The system worked until crunch time, when a small series of events bogged down the effort to get pages completed in early January. Tate gave birth to her first child two weeks early, and an ice storm closed school for two days the week after the winter break. Deadlines were set for that week and the long-term substitute teacher had not arrived yet. With the work piling up, the system was temporarily ignored. But because of the system, the staff was able to get back on track, Moore said.
Give it an A
The entire filing/grading system started from a similar system Moore used to help grade writers when she was a copy editor her junior year. When she moved up to editor-in-chief for her senior year, she expanded and upgraded the system. At Shawnee Mission North, it is the job of the editor-in-chief to make sure the work gets graded, although the adviser has the final say.
“In the past it’s been, ‘Well, I think you did alright, so I’ll give you 1,800 out of 2,000,” Moore said.
Grades were assigned to each task from the rough design to uploading the PDF. Each spread was worth 200 points, as was each proof.
Moore was thorough with this. The name of the person doing the spread, the deadline, the section, the spread content and the page numbers were all included on the deadline sheet, one for every spread. Then the tasks were listed, along with the respective deadlines, and places for editors or the adviser to initial and date when completed.
In figure 02, this staff member needed to have the rough design for her foreign language spread done by Oct. 12 for a total of 25 possible points. Copy and photos had to be checked by Oct. 14 for 25 points, and the spread in the hands of the editor-in-chief by Oct. 21 for 50 points. Any changes had to be made and returned to the adviser for submission approval by Oct. 27 for 50 points. For the final 50 points, the spread had to be correctly put in the PDF format and submitted to Walsworth.
The same process applied to the proofs, although dates for deadlines were left blank, awaiting their arrival. Completed corrections were 25 points; checked copy and photos were 25 points; reviews by the editor-in-chief and adviser were 50 points each; and putting the spread into the PDF format, submitting it to Walsworth, plus turning it in to the index editor was 50 points.
“Jennifer really kept after the section editors. You have to stick to your guns to make the system work. It has to affect the grades,” Tate said.

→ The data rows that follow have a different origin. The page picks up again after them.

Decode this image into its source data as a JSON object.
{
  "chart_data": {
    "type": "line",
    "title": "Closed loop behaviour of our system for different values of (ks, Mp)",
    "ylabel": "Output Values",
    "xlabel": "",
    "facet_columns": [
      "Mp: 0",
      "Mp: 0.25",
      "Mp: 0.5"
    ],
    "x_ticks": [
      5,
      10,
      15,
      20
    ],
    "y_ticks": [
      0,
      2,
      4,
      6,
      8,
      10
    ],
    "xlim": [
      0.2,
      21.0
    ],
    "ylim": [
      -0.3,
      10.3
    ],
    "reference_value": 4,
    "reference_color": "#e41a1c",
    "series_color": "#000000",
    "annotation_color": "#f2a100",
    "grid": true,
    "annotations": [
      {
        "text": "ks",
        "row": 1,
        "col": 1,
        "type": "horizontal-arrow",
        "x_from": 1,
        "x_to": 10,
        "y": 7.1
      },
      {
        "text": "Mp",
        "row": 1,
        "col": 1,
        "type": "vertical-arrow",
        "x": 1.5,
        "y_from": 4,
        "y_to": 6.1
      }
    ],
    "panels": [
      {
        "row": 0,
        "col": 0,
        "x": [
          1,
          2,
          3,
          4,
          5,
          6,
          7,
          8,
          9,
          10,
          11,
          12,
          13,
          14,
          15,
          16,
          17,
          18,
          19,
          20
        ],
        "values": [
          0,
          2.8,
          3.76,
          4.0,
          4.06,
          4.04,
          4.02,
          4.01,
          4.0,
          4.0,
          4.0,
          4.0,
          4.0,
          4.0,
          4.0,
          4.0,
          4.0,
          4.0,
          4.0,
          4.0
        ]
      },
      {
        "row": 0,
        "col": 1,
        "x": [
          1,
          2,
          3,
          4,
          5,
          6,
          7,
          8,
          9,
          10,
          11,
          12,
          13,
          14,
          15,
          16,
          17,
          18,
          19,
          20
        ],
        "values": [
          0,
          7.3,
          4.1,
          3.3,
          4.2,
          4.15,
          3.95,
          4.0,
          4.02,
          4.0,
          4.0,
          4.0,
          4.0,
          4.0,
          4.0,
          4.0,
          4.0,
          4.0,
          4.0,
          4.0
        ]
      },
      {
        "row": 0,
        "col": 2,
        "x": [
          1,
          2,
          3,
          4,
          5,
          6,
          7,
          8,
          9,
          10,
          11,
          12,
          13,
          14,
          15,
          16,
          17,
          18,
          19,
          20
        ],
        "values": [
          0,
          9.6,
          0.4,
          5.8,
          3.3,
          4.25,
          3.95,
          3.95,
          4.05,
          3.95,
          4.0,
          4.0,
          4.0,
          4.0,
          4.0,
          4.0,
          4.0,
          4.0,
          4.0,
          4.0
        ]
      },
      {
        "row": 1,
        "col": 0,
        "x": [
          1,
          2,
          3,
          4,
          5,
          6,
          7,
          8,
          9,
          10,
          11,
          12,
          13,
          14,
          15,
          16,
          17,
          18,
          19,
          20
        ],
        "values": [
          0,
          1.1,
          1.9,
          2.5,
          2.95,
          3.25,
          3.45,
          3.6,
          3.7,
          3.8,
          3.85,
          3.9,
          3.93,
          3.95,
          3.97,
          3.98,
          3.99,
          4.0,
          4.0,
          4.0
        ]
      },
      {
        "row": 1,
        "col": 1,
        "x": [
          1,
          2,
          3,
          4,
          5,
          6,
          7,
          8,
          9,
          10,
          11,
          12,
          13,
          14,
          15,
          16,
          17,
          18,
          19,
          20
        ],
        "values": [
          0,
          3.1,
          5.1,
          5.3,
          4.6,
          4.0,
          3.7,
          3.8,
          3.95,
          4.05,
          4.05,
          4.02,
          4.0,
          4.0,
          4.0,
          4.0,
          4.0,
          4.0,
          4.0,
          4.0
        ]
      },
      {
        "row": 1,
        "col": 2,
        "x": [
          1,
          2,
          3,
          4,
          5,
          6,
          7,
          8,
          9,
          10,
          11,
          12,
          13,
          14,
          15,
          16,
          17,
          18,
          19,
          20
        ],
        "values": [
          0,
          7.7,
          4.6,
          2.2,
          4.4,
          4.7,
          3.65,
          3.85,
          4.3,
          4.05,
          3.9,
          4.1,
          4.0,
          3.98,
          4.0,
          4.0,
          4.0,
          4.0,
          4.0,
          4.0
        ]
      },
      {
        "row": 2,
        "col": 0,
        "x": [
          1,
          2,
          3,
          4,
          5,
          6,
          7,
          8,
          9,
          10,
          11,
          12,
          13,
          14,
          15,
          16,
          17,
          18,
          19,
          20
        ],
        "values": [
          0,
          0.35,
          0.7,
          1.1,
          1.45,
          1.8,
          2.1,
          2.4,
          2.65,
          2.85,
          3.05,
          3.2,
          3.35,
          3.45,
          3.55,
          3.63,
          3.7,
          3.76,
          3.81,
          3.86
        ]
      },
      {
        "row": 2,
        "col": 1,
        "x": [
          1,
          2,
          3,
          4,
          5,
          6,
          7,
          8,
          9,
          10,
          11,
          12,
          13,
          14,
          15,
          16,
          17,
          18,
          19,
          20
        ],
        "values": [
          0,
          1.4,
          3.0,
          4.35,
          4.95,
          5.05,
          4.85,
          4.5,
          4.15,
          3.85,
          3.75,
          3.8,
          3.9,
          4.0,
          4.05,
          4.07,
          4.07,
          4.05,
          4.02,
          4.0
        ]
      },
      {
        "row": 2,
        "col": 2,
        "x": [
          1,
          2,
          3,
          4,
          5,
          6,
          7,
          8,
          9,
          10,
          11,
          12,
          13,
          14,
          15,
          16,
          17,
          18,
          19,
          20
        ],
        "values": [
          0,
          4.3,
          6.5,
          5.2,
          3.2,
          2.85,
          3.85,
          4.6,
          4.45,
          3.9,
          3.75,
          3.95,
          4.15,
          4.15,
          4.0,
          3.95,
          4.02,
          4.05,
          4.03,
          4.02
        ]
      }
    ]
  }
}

While it was Moore’s job to handle the grading system, the grades were Tate’s responsibility. Moore would initial and date the deadlines and give the deadline sheets to Tate. Tate would assign the points, including extra points for work turned in early, come up with the grade to put in her grade book and give the sheets back to the students.
“They still needed a smiley face (on their deadline sheet). If it’s not smiley-faced, it’s not done,” Tate said.
Another key to the system’s success was that it was in place and ready to be used well before the school year started. Moore said she had her theme and this system ready in March, right after she was selected for the position.
While Moore, a freshman engineering major this fall at the Massachusetts Institute of Technology (MIT), came up with the system, it does not take a genius to use it. Any adviser or editor-in-chief can implement it. It is just a matter of setting it up ahead of time and getting everyone in the habit of using it. Tate said she plans to have her editors use this system every year from now on.
Tate and Moore presented this system in a session at the JEA/NSPA Spring National Convention in Seattle in April. Tate explained the importance of the editor-in-chief in this system using the example of Monk, the USA Network television show about an obsessive-compulsive detective.
“To make this work, you need a very dedicated editor, a ‘Monk,’ someone who will check off the list. If your editor is more of a social butterfly, who kind of bounces around and doesn’t always work effectively, this won’t work,” Tate said.
Tate, who lets her students run the program, said the system worked well for her staff last year, as the end product showed.
“It’s one of the prettiest books I’ve ever seen,” Tate said.